Mr Gan testing out the mobile skin imaging app at the SHBC exhibition area.
The annual Singapore Health and Biomedical Congress (SHBC), held on 12-14 October 2017 this year at Singapore Expo and NTU Lee Kong Chian School of Medicine, saw several NSC staff clinching awards for their scientific projects.
Senior Consultant Dr Tey Hong Liang was awarded Gold under the Singapore Clinician Investigator Award for his work on employing non-invasive skin imaging for real-time diagnosis and treatment of hyperhidrosis (inability to sweat). Our research teams have also achieved gold in the Best Poster Award in the Basic Science, Translational Research category for their work on devising the Psoriasis Area and Severity Index (PASI) – an automated
system which allows for more objective and accurate assessment of psoriasis in patients.

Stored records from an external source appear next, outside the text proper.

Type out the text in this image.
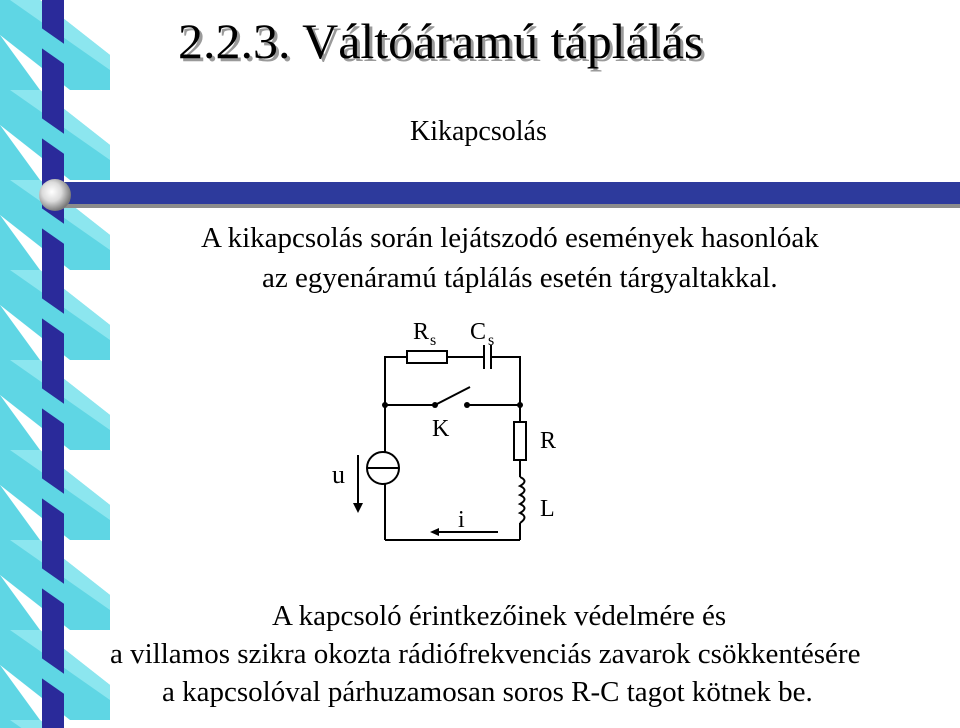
2.2.3. Váltóáramú táplálás
Kikapcsolás
A kikapcsolás során lejátszodó események hasonlóak
az egyenáramú táplálás esetén tárgyaltakkal.
R s C s
K
u
i
R
L
A kapcsoló érintkezőinek védelmére és
a villamos szikra okozta rádiófrekvenciás zavarok csökkentésére
a kapcsolóval párhuzamosan soros R-C tagot kötnek be.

Finally, the team from Department of Sexually Transmitted Infections (STIs) Control (DSC) clinched bronze in the same category for their project on initiating a self-swab collection process for screening of STIs such as gonorrhoea and chlamydia, affording male patients a higher level of comfort and privacy while reducing time spent for nurses and allowing them to attend to patients with more pressing needs.
Meanwhile, a skin imaging mobile app to assess the risk of pigmented skin lesions for skin cancer was exhibited at the event. A collaboration between Singapore University of Technology (SUTD) and our Centre, the app aims to provide a portable and accurate tool of assessment for non-specialists to analyse pigmented skin lesions for risk of melanoma and Basal Cell Carcinoma (BCC). The mobile app captures an image via the phone camera and provides a risk assessment of malignancy and recommendations for medical attention if indicated. It also allows for serial monitoring of pigmented lesions. Currently in its clinical testing stage, the team is using the capture of live images for validation of the app.
Collaborations are also being made to work with general practitioners in Australia which has the highest rate of melanoma in the world.